A 16-year-old male from Ottawa, Canada has been arrested for allegedly making at least 30 fraudulent calls to emergency services across North America over the past few months. The false alarms — two of which targeted this reporter — involved calling in phony bomb threats and multiple attempts at “swatting” — a hoax in which the perpetrator spoofs a call about a hostage situation or other violent crime in progress in the hopes of tricking police into responding at a particular address with deadly force.
On March 9, a user on Twitter named @ProbablyOnion (possibly NSFW) started sending me rude and annoying messages. A month later (and several weeks after blocking him on Twitter), I received a phone call from the local police department. It was early in the morning on Apr. 10, and the cops wanted to know if everything was okay at our address.
Since this was not the first time someone had called in a fake hostage situation at my home, the call I received came from the police department’s non-emergency number, and they were unsurprised when I told them that the Krebs manor and all of its inhabitants were just fine.
Minutes after my local police department received that fake notification, @ProbablyOnion was bragging on Twitter about swatting me, including me on his public messages: “You have 5 hostages? And you will kill 1 hostage every 6 times and the police have 25 minutes to get you $100k in clear plastic.” Another message read: “Good morning! Just dispatched a swat team to your house, they didn’t even call you this time, hahaha.”
I told this user privately that targeting an investigative reporter maybe wasn’t the brightest idea, and that he was likely to wind up in jail soon. But @ProbablyOnion was on a roll: That same day, he hung out his for-hire sign on Twitter, with the following message: “want someone swatted? Tweet me their name, address and I’ll make it happen.”
Several Twitter users apparently took him up on that offer. All told, @ProbablyOnion would claim responsibility for more than two dozen swatting and bomb threat incidents at schools and other public locations across the United States.
On May 7, @ProbablyOnion tried to get the swat team to visit my home again, and once again without success. “How’s your door?” he tweeted. I replied: “Door’s fine, Curtis. But I’m guessing yours won’t be soon. Nice opsec!”
I was referring to a document that had just been leaked on Pastebin, which identified @ProbablyOnion as a 19-year-old Curtis Gervais from Ontario. @ProbablyOnion laughed it off but didn’t deny the accuracy of the information, except to tweet that the document got his age wrong. A day later, @ProbablyOnion would post his final tweet: “Still awaiting for the horsies to bash down my door,” a taunting reference to the Royal Canadian Mounted Police (RCMP).
According to an article in the Ottawa Citizen, the 16-year-old faces 60 charges, including creating fear by making bomb threats. Ottawa police also are investigating whether any alleged hoax calls diverted responders away from real emergencies.
Most of the people involved in swatting and making bomb threats are young males under the age of 18 — the age when kids seem to have little appreciation for or care about the seriousness of their actions. According to the FBI, each swatting incident costs emergency responders approximately $10,000. Each hoax also unnecessarily endangers the lives of the responders and the public.

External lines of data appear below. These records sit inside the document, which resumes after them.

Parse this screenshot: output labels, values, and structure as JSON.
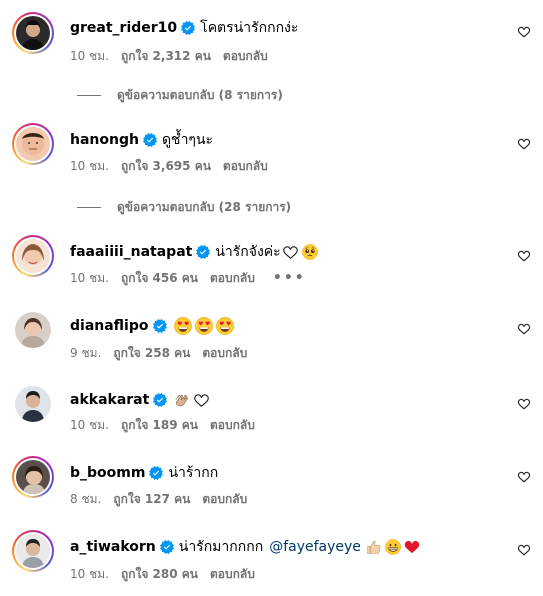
{
  "colors": {
    "text": "#000000",
    "meta": "#737373",
    "verified_blue": "#0095f6",
    "mention": "#00376b"
  },
  "comments": [
    {
      "username": "great_rider10",
      "text": "โคตรน่ารักกกง่ะ",
      "time": "10 ชม.",
      "likes": "ถูกใจ 2,312 คน",
      "reply": "ตอบกลับ",
      "view_replies": "ดูข้อความตอบกลับ (8 รายการ)",
      "story_ring": true,
      "avatar_icon": "avatar-photo"
    },
    {
      "username": "hanongh",
      "text": "ดูช้ำๆนะ",
      "time": "10 ชม.",
      "likes": "ถูกใจ 3,695 คน",
      "reply": "ตอบกลับ",
      "view_replies": "ดูข้อความตอบกลับ (28 รายการ)",
      "story_ring": true,
      "avatar_icon": "avatar-photo"
    },
    {
      "username": "faaaiiii_natapat",
      "text": "น่ารักจังค่ะ",
      "emojis": [
        "white-heart-icon",
        "pleading-face-icon"
      ],
      "time": "10 ชม.",
      "likes": "ถูกใจ 456 คน",
      "reply": "ตอบกลับ",
      "more": "•••",
      "story_ring": true,
      "avatar_icon": "avatar-photo"
    },
    {
      "username": "dianaflipo",
      "text": "",
      "emojis": [
        "heart-eyes-icon",
        "heart-eyes-icon",
        "heart-eyes-icon"
      ],
      "time": "9 ชม.",
      "likes": "ถูกใจ 258 คน",
      "reply": "ตอบกลับ",
      "story_ring": false,
      "avatar_icon": "avatar-photo"
    },
    {
      "username": "akkakarat",
      "text": "",
      "emojis": [
        "clapping-hands-icon",
        "white-heart-icon"
      ],
      "time": "10 ชม.",
      "likes": "ถูกใจ 189 คน",
      "reply": "ตอบกลับ",
      "story_ring": false,
      "avatar_icon": "avatar-photo"
    },
    {
      "username": "b_boomm",
      "text": "น่าร้ากก",
      "time": "8 ชม.",
      "likes": "ถูกใจ 127 คน",
      "reply": "ตอบกลับ",
      "story_ring": true,
      "avatar_icon": "avatar-photo"
    },
    {
      "username": "a_tiwakorn",
      "text": "น่ารักมากกกก",
      "mention": "@fayefayeye",
      "emojis": [
        "thumbs-up-icon",
        "grinning-face-icon",
        "red-heart-icon"
      ],
      "time": "10 ชม.",
      "likes": "ถูกใจ 280 คน",
      "reply": "ตอบกลับ",
      "story_ring": true,
      "avatar_icon": "avatar-photo"
    }
  ]
}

Take, for example, the kid who swatted my home last year: According to interviews with multiple law enforcement sources familiar with the case, that kid is only 17 now, and was barely 16 at the time of the incident in March 2013. Identified in several Wired articles as “Cosmo the God,” Long Beach, Calif. resident Eric Taylor violated the terms of his 2011 parole, which forbade him from using the Internet until his 21st birthday. Taylor pleaded guilty in 2011 to multiple felonies, including credit card fraud, identity theft, bomb threats and online impersonation.
In nearly every case I’m aware of, these kids who think swatting is fun have serious problems at home, if indeed they have any meaningful parental oversight in their lives. It’s sad because with a bit of guidance and the right environment, some of these kids probably would make very good security professionals. Heck, Eric Taylor was even publicly thanked by Google for finding and reporting security vulnerabilities in the fourth quarter of 2012 (nevermind that this was technically after his no-computer probation kicked in).
Update, 2:42 p.m. ET: The FBI also has issued a press release about this arrest, although it also does not name the 16 year-old.